Can't answer if your wastegate is malfunctioning but on many fixed wastegate turbos with constant speed props, the prop efficiency climbs during the takeoff roll and the MP creeps higher as speed is gained because the prop isn't working as hard.
If you had a need for absolute full power for a takeoff in the Turbo Seminole you'd push until you were about 2" below overboost and then leave it there. By the time you were airborne you'd be flirting with overboost.
Which is why on the checklist the owner had a normal-takeoff MP number and then listed the Max below that for maximum performance.

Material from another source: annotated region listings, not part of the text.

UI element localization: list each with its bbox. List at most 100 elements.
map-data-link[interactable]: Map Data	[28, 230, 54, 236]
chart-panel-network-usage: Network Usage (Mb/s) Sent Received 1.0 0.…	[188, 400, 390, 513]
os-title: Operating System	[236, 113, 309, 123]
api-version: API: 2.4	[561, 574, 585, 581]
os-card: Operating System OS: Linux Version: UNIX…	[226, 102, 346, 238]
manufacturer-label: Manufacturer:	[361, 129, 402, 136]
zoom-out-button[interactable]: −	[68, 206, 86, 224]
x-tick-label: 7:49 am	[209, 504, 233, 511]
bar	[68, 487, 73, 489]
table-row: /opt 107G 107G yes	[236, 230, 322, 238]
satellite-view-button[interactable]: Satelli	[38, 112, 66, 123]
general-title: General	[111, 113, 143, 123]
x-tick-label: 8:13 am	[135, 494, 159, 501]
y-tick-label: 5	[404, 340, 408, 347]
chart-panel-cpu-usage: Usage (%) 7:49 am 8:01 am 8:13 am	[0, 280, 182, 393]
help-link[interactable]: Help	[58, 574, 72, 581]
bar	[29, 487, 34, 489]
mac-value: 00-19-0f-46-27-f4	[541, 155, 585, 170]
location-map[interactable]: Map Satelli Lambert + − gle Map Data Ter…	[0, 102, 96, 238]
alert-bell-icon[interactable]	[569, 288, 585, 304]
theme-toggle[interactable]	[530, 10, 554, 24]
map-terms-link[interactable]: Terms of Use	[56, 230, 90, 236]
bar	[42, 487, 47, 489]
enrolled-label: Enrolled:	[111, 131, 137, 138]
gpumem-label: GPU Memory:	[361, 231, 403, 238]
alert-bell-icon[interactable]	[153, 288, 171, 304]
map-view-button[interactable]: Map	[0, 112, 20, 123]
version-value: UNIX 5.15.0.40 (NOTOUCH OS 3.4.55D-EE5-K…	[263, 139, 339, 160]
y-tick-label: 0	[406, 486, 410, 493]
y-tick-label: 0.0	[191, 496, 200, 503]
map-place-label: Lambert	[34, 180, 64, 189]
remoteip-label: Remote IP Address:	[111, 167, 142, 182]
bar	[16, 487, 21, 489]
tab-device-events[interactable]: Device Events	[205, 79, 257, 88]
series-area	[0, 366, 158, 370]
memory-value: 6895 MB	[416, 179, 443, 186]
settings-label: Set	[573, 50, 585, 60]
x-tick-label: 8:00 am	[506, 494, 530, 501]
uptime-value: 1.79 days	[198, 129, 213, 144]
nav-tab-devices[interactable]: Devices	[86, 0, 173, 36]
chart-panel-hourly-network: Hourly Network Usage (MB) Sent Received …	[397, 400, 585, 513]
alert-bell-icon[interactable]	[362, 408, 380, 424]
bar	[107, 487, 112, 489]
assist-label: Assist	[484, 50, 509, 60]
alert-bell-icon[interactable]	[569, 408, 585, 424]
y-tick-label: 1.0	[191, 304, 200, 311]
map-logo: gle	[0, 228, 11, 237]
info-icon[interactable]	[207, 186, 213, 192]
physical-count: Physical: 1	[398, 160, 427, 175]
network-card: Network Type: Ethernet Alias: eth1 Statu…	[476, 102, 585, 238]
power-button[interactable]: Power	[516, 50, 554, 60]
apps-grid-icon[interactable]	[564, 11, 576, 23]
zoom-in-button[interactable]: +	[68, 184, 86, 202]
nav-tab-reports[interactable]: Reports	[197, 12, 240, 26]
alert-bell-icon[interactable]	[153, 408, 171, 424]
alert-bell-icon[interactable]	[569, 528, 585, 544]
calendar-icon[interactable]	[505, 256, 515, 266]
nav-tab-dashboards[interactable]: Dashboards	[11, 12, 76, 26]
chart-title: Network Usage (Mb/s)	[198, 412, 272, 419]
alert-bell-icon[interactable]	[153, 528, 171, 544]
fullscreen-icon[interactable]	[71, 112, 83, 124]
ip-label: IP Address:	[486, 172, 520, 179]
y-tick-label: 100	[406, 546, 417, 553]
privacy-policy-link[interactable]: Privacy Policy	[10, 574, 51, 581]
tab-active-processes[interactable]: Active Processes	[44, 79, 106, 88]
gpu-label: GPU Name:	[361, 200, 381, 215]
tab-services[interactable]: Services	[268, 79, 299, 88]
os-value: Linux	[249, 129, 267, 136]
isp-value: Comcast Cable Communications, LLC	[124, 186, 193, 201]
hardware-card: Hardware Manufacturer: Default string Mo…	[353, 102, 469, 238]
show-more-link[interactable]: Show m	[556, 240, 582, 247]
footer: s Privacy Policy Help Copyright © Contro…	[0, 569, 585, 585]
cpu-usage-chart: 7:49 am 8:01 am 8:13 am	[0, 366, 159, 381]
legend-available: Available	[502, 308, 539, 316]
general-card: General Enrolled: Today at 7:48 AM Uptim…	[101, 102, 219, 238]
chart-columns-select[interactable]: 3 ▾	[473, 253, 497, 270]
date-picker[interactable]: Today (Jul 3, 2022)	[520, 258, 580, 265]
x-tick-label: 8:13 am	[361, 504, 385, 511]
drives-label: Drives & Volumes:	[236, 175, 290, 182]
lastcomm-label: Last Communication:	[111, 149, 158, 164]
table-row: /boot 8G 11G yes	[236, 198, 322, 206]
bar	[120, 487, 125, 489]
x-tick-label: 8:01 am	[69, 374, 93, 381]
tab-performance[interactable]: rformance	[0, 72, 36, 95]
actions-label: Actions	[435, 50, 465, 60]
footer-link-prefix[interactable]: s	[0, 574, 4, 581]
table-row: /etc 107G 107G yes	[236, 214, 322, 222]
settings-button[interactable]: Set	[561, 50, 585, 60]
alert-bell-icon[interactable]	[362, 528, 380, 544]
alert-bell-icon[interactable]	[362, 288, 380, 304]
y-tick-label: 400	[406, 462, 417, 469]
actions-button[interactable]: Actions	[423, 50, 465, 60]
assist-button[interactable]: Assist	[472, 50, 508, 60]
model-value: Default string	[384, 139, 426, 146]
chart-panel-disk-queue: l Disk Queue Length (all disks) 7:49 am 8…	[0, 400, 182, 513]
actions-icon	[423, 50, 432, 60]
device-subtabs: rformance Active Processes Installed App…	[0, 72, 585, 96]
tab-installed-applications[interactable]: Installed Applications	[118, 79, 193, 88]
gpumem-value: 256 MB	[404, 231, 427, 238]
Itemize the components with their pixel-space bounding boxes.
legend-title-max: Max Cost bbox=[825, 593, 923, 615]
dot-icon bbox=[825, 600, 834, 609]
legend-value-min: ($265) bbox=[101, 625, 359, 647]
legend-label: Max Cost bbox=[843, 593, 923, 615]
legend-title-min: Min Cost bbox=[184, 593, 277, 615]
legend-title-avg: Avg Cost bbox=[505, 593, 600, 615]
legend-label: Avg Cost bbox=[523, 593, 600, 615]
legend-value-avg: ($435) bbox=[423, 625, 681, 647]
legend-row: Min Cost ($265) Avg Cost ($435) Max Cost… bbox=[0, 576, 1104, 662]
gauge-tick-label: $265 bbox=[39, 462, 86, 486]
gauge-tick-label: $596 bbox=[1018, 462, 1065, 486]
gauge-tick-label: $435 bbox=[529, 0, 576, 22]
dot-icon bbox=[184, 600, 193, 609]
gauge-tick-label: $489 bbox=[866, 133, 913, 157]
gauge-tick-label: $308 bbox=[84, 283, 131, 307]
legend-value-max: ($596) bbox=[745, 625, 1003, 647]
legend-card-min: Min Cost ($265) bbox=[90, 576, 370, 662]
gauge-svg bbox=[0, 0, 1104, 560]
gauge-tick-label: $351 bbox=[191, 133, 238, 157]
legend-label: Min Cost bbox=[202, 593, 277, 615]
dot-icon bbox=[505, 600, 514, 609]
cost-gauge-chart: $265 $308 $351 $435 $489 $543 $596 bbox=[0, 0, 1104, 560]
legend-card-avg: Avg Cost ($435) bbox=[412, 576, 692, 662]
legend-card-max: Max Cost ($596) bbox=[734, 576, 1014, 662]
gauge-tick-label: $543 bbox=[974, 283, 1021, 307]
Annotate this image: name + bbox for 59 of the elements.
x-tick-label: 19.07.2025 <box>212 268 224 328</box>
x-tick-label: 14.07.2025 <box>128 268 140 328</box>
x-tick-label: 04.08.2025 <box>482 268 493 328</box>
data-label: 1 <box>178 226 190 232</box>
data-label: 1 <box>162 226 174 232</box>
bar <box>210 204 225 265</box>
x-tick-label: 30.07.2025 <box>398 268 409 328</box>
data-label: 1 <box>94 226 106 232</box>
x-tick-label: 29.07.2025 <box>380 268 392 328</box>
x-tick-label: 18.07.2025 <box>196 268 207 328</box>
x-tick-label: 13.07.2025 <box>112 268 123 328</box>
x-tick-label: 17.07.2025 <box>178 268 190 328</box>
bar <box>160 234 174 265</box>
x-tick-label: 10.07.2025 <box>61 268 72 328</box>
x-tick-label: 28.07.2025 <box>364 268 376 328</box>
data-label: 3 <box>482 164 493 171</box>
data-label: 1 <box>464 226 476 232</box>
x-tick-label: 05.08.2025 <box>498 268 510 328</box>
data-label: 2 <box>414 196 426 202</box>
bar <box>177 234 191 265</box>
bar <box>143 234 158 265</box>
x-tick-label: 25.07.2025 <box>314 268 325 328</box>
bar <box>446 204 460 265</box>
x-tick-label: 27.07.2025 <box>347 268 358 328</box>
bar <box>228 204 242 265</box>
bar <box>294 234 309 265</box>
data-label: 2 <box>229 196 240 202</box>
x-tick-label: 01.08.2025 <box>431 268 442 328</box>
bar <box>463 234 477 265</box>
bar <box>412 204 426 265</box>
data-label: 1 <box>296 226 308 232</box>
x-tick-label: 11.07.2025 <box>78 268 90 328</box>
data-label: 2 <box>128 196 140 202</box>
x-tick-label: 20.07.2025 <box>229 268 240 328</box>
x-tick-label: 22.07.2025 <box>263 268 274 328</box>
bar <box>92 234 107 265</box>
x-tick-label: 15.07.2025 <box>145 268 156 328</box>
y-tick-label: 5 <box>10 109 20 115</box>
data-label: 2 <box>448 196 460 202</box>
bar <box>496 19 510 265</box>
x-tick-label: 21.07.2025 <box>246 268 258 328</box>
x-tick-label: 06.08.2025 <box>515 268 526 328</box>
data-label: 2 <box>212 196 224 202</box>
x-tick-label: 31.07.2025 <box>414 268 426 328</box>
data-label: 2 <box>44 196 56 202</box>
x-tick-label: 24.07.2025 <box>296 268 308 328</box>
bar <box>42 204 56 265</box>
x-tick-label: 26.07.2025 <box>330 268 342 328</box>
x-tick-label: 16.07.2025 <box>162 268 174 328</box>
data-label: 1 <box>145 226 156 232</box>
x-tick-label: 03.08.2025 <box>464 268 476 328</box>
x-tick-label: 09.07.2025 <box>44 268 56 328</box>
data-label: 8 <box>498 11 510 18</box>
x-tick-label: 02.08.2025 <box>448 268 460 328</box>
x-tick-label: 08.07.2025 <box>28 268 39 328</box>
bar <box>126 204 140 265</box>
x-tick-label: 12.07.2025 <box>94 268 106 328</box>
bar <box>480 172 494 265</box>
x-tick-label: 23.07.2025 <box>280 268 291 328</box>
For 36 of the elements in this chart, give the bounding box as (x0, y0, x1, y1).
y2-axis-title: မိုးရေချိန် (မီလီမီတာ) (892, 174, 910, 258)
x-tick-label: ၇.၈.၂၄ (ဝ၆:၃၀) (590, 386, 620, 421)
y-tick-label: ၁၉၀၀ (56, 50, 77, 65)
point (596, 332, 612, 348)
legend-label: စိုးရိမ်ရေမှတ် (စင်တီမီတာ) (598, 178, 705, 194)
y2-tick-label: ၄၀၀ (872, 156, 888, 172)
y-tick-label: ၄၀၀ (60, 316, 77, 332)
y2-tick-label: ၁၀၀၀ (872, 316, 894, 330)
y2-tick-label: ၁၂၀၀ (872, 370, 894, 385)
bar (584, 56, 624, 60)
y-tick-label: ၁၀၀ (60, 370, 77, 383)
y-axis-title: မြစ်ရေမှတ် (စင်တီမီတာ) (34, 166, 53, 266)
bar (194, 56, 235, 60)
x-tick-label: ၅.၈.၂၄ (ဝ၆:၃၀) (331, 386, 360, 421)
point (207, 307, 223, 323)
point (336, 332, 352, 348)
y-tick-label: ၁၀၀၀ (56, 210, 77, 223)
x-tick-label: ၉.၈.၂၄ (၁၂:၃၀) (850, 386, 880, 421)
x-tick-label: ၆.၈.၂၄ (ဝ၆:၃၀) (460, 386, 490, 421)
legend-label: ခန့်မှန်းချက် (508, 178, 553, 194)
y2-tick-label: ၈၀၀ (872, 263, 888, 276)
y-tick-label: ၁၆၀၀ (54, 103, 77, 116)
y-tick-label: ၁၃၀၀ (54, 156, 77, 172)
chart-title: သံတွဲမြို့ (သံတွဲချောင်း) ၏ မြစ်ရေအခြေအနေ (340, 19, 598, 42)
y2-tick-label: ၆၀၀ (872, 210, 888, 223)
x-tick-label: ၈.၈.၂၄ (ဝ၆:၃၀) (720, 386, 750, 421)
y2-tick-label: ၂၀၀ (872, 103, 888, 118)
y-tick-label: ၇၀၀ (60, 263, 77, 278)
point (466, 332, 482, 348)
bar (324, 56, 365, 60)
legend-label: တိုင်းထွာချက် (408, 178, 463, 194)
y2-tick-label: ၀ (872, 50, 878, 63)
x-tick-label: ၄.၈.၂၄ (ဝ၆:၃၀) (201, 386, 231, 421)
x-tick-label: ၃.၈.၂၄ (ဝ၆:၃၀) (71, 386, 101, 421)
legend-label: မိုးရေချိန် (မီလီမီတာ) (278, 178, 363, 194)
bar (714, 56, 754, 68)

We usually took off about three to four inches below overboost to give the system the ability to rise and not actually hit the overboost light, if plenty of runway was available.
If you really wanted every last bit out of it I suppose you could go right up to just below overboost and then start easing it back as the speed came on, but you'd have to have some time in the thing to know how quickly that would happen and keep coming back with it as you took off and climbed out, gaining speed.
Doing the ME CFI ride in that thing and prep, one of your jobs was to keep the overboost from happening. Almost every student would "touch" the light sooner or later during some maneuver. OEI approach and they need more power, landings in gusty conditions and they need more power, inattentiveness on a takeoff, something. You were always on guard for it and ready to either verbally correct it if it was mild, or physically grab their hands and pull the throttles back if they really were headed for overdoing it.
Even DPEs will ask the owner to remind them of the limits the owner likes before heading out with someone for a checkride. Nobody ever wanted to hurt the airplane. Real easy to do with a fixed wastegate system like that.